With the board’s denial recommendation of a special-use permit April 18, Hamilton is hoping for better results when the matter goes before the Buford City Commission for final approval Monday night.
For Hamilton, the public’s harsh response has been hard to digest.
Opponents “don’t want to listen, they can’t see it and don’t want to hear it,” he said of his plans during an interview last week.
The businessman began in 1989 as an asphalt paving contractor. As that work slowed, he started working as a residential grader, clearing lots to get them ready for home construction.
That work means taking down trees and the challenging chore of removing and disposing stumps.
And the way Hamilton sees it, “there’s no place to take stumps close by. You have to haul them to Gainesville or toward Doraville.”
“For anybody who starts building (homes) in the Buford area, homeowners are going to (have to bear) additional costs” because of the longer haul, he said.
Also, residents concerned the landfill would be an eyesore “would have a hard time seeing this thing,” Hamilton said. “I (would) have 40-foot-tall trees 100 feet deep (into the property).”
Robert Perkins of the Buford planning board wasn’t convinced. He said that Peachtree Industrial Boulevard/McEver Road, a main artery skirting the city, “is not designed for stump dumps ... or landfills that you can ride by and see.”
“You can put them 20 miles off the road — that’s OK,” he said.
A March 2 report to the city from Suwanee firm McFarland-Dyer & Associates, which evaluated Hamilton’s proposal, recommends denying the permit.
“The application did not include detailed procedures for the disposal operation ... as to prevent air, land or water pollution, public health hazard or nuisances,” the report states.
The firm also cited “adverse impacts to nearby properties.”
“Traffic, odor, dust, erosion, methane mitigation, noise and rodents are concerns that support denial,” the report states.
And Dale Caldwell, headwaters watershed protection specialist with Chattahoochee Riverkeeper, has said his group’s biggest concern is the landfill would be about 7,500 feet from Buford’s water supply on Lake Lanier.
“No matter how this project is developed, there are potential impacts,” he said.
But Hamilton sees the property’s future differently.
“If this is approved and once this is full — or pretty much level with the road — I was going to donate the property to the city of Buford as a (park),” he said. “That’s $2.5 million worth of free property that can be best used as a dog park, Frisbee park, soccer fields.”
He said he realizes the city’s approval is just one hoop to jump through.

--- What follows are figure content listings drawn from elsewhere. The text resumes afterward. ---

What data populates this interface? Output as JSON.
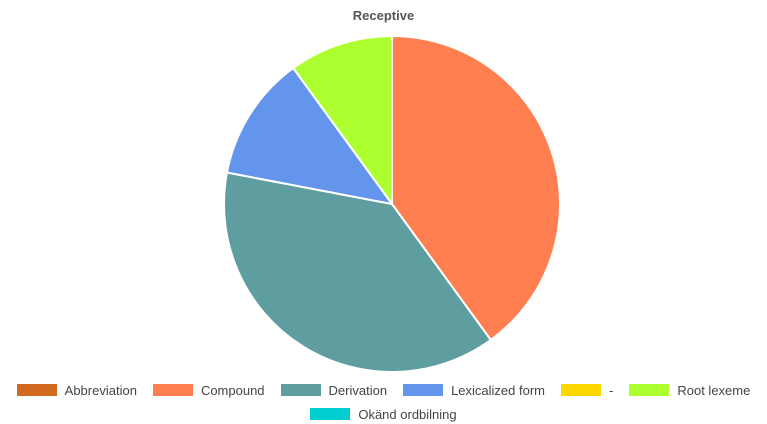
{
  "chart_data": {
    "type": "pie",
    "title": "Receptive",
    "categories": [
      "Abbreviation",
      "Compound",
      "Derivation",
      "Lexicalized form",
      "-",
      "Root lexeme",
      "Okänd ordbilning"
    ],
    "values": [
      0,
      40,
      38,
      12,
      0,
      10,
      0
    ],
    "colors": [
      "#D2691E",
      "#FF7F50",
      "#5F9EA0",
      "#6495ED",
      "#FFD700",
      "#ADFF2F",
      "#00CED1"
    ],
    "legend_position": "bottom",
    "grid": false
  }
}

He also would have to abide by state environmental regulations.
Chad Hall, manager of the Georgia Environmental Protection Division’s Industrial and Municipal Solid Waste Unit, agreed.

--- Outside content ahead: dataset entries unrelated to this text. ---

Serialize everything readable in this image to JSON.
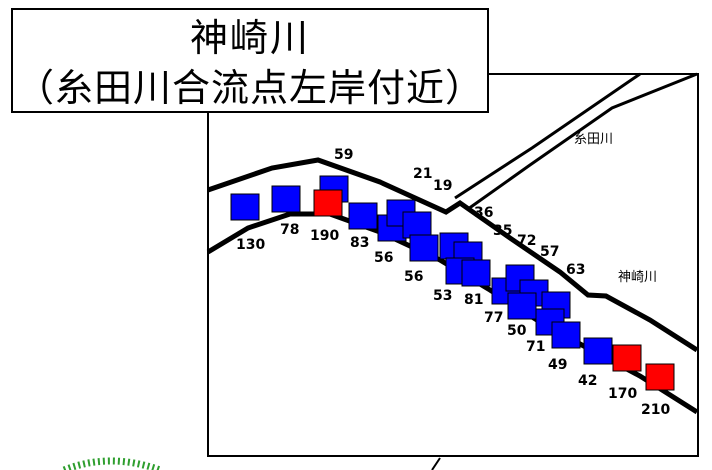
{
  "title": {
    "line1": "神崎川",
    "line2": "（糸田川合流点左岸付近）"
  },
  "rivers": {
    "itoda": "糸田川",
    "kanzaki": "神崎川"
  },
  "colors": {
    "measurement_normal": "#0000ff",
    "measurement_high": "#ff0000",
    "bank_line": "#000000",
    "frame": "#000000",
    "decorative_dotted": "#2e9e2e"
  },
  "measurements": [
    {
      "label": "130",
      "value": 130,
      "level": "normal"
    },
    {
      "label": "78",
      "value": 78,
      "level": "normal"
    },
    {
      "label": "59",
      "value": 59,
      "level": "normal"
    },
    {
      "label": "190",
      "value": 190,
      "level": "high"
    },
    {
      "label": "83",
      "value": 83,
      "level": "normal"
    },
    {
      "label": "56",
      "value": 56,
      "level": "normal"
    },
    {
      "label": "56",
      "value": 56,
      "level": "normal"
    },
    {
      "label": "21",
      "value": 21,
      "level": "normal"
    },
    {
      "label": "19",
      "value": 19,
      "level": "normal"
    },
    {
      "label": "36",
      "value": 36,
      "level": "normal"
    },
    {
      "label": "35",
      "value": 35,
      "level": "normal"
    },
    {
      "label": "72",
      "value": 72,
      "level": "normal"
    },
    {
      "label": "57",
      "value": 57,
      "level": "normal"
    },
    {
      "label": "53",
      "value": 53,
      "level": "normal"
    },
    {
      "label": "81",
      "value": 81,
      "level": "normal"
    },
    {
      "label": "63",
      "value": 63,
      "level": "normal"
    },
    {
      "label": "77",
      "value": 77,
      "level": "normal"
    },
    {
      "label": "50",
      "value": 50,
      "level": "normal"
    },
    {
      "label": "71",
      "value": 71,
      "level": "normal"
    },
    {
      "label": "49",
      "value": 49,
      "level": "normal"
    },
    {
      "label": "42",
      "value": 42,
      "level": "normal"
    },
    {
      "label": "170",
      "value": 170,
      "level": "high"
    },
    {
      "label": "210",
      "value": 210,
      "level": "high"
    }
  ]
}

“We don’t have an application for this site yet, so I can’t make specific statements, but there would be no free rein (on how the property could be used),” he said.

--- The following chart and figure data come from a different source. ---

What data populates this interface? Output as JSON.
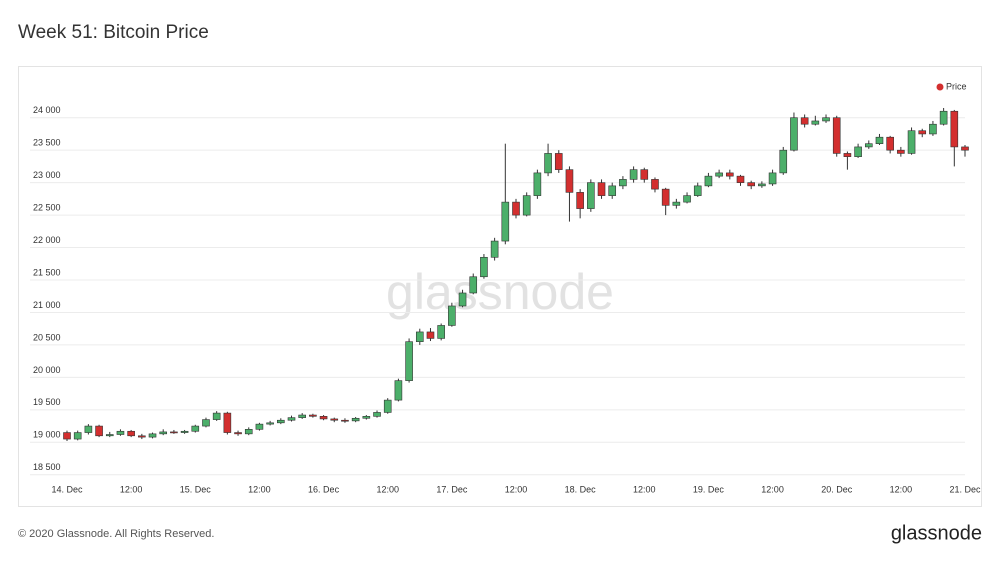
{
  "chart_data": {
    "type": "candlestick",
    "title": "Week 51: Bitcoin Price",
    "watermark": "glassnode",
    "legend": {
      "position": "top-right"
    },
    "grid": true,
    "categories": [
      "14. Dec",
      null,
      null,
      null,
      null,
      null,
      "12:00",
      null,
      null,
      null,
      null,
      null,
      "15. Dec",
      null,
      null,
      null,
      null,
      null,
      "12:00",
      null,
      null,
      null,
      null,
      null,
      "16. Dec",
      null,
      null,
      null,
      null,
      null,
      "12:00",
      null,
      null,
      null,
      null,
      null,
      "17. Dec",
      null,
      null,
      null,
      null,
      null,
      "12:00",
      null,
      null,
      null,
      null,
      null,
      "18. Dec",
      null,
      null,
      null,
      null,
      null,
      "12:00",
      null,
      null,
      null,
      null,
      null,
      "19. Dec",
      null,
      null,
      null,
      null,
      null,
      "12:00",
      null,
      null,
      null,
      null,
      null,
      "20. Dec",
      null,
      null,
      null,
      null,
      null,
      "12:00",
      null,
      null,
      null,
      null,
      null,
      "21. Dec"
    ],
    "series": [
      {
        "name": "Price",
        "color": "#d32f2f",
        "up_color": "#4caf6a",
        "down_color": "#d32f2f",
        "open": [
          19150,
          19050,
          19150,
          19250,
          19100,
          19120,
          19170,
          19100,
          19080,
          19130,
          19160,
          19150,
          19170,
          19250,
          19350,
          19450,
          19150,
          19130,
          19200,
          19280,
          19300,
          19340,
          19380,
          19420,
          19400,
          19360,
          19340,
          19330,
          19370,
          19400,
          19460,
          19650,
          19950,
          20550,
          20700,
          20600,
          20800,
          21100,
          21300,
          21550,
          21850,
          22100,
          22700,
          22500,
          22800,
          23150,
          23450,
          23200,
          22850,
          22600,
          23000,
          22800,
          22950,
          23050,
          23200,
          23050,
          22900,
          22650,
          22700,
          22800,
          22950,
          23100,
          23150,
          23100,
          23000,
          22950,
          22980,
          23150,
          23500,
          24000,
          23900,
          23950,
          24000,
          23450,
          23400,
          23550,
          23600,
          23700,
          23500,
          23450,
          23800,
          23750,
          23900,
          24100,
          23550
        ],
        "high": [
          19180,
          19180,
          19280,
          19270,
          19160,
          19200,
          19190,
          19130,
          19150,
          19200,
          19190,
          19190,
          19270,
          19380,
          19480,
          19470,
          19180,
          19230,
          19300,
          19330,
          19370,
          19410,
          19450,
          19440,
          19420,
          19380,
          19370,
          19390,
          19420,
          19490,
          19680,
          19980,
          20600,
          20750,
          20760,
          20830,
          21150,
          21350,
          21600,
          21900,
          22150,
          23600,
          22750,
          22850,
          23200,
          23600,
          23500,
          23250,
          22900,
          23050,
          23050,
          23000,
          23100,
          23250,
          23230,
          23080,
          22920,
          22750,
          22850,
          23000,
          23150,
          23200,
          23200,
          23120,
          23030,
          23020,
          23200,
          23550,
          24080,
          24050,
          24030,
          24050,
          24030,
          23480,
          23600,
          23650,
          23750,
          23720,
          23550,
          23850,
          23830,
          23950,
          24150,
          24120,
          23580
        ],
        "low": [
          19020,
          19030,
          19120,
          19080,
          19080,
          19100,
          19080,
          19050,
          19060,
          19110,
          19130,
          19130,
          19150,
          19230,
          19330,
          19120,
          19100,
          19110,
          19180,
          19260,
          19280,
          19320,
          19360,
          19380,
          19340,
          19310,
          19300,
          19310,
          19350,
          19380,
          19440,
          19630,
          19920,
          20500,
          20560,
          20570,
          20780,
          21080,
          21280,
          21520,
          21800,
          22050,
          22450,
          22480,
          22750,
          23100,
          23150,
          22400,
          22450,
          22550,
          22750,
          22750,
          22900,
          23000,
          23000,
          22850,
          22500,
          22600,
          22680,
          22780,
          22930,
          23070,
          23050,
          22950,
          22900,
          22920,
          22950,
          23120,
          23480,
          23850,
          23880,
          23920,
          23400,
          23200,
          23380,
          23520,
          23580,
          23450,
          23400,
          23430,
          23700,
          23720,
          23880,
          23250,
          23400
        ],
        "close": [
          19050,
          19150,
          19250,
          19100,
          19120,
          19170,
          19100,
          19080,
          19130,
          19160,
          19150,
          19170,
          19250,
          19350,
          19450,
          19150,
          19130,
          19200,
          19280,
          19300,
          19340,
          19380,
          19420,
          19400,
          19360,
          19340,
          19330,
          19370,
          19400,
          19460,
          19650,
          19950,
          20550,
          20700,
          20600,
          20800,
          21100,
          21300,
          21550,
          21850,
          22100,
          22700,
          22500,
          22800,
          23150,
          23450,
          23200,
          22850,
          22600,
          23000,
          22800,
          22950,
          23050,
          23200,
          23050,
          22900,
          22650,
          22700,
          22800,
          22950,
          23100,
          23150,
          23100,
          23000,
          22950,
          22980,
          23150,
          23500,
          24000,
          23900,
          23950,
          24000,
          23450,
          23400,
          23550,
          23600,
          23700,
          23500,
          23450,
          23800,
          23750,
          23900,
          24100,
          23550,
          23500
        ]
      }
    ],
    "ylim": [
      18450,
      24350
    ],
    "yticks": [
      {
        "value": 18500,
        "label": "18 500"
      },
      {
        "value": 19000,
        "label": "19 000"
      },
      {
        "value": 19500,
        "label": "19 500"
      },
      {
        "value": 20000,
        "label": "20 000"
      },
      {
        "value": 20500,
        "label": "20 500"
      },
      {
        "value": 21000,
        "label": "21 000"
      },
      {
        "value": 21500,
        "label": "21 500"
      },
      {
        "value": 22000,
        "label": "22 000"
      },
      {
        "value": 22500,
        "label": "22 500"
      },
      {
        "value": 23000,
        "label": "23 000"
      },
      {
        "value": 23500,
        "label": "23 500"
      },
      {
        "value": 24000,
        "label": "24 000"
      }
    ]
  },
  "footer": "© 2020 Glassnode. All Rights Reserved.",
  "brand": "glassnode"
}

He said the state has standards for inert waste landfills and that such operations “must be designed by a professional engineer registered to practice in Georgia.”
If the landfill is not approved, Hamilton said he would consider his options.
Eleven of the property’s 26 acres are zoned as manufacturing, “which means I could put an asphalt plant there,” he said. “It’s the harshest zoning there is to get.”
For Hamilton, the bottom line is “something is going to happen (on the property). It’s not just going to sit there anymore.”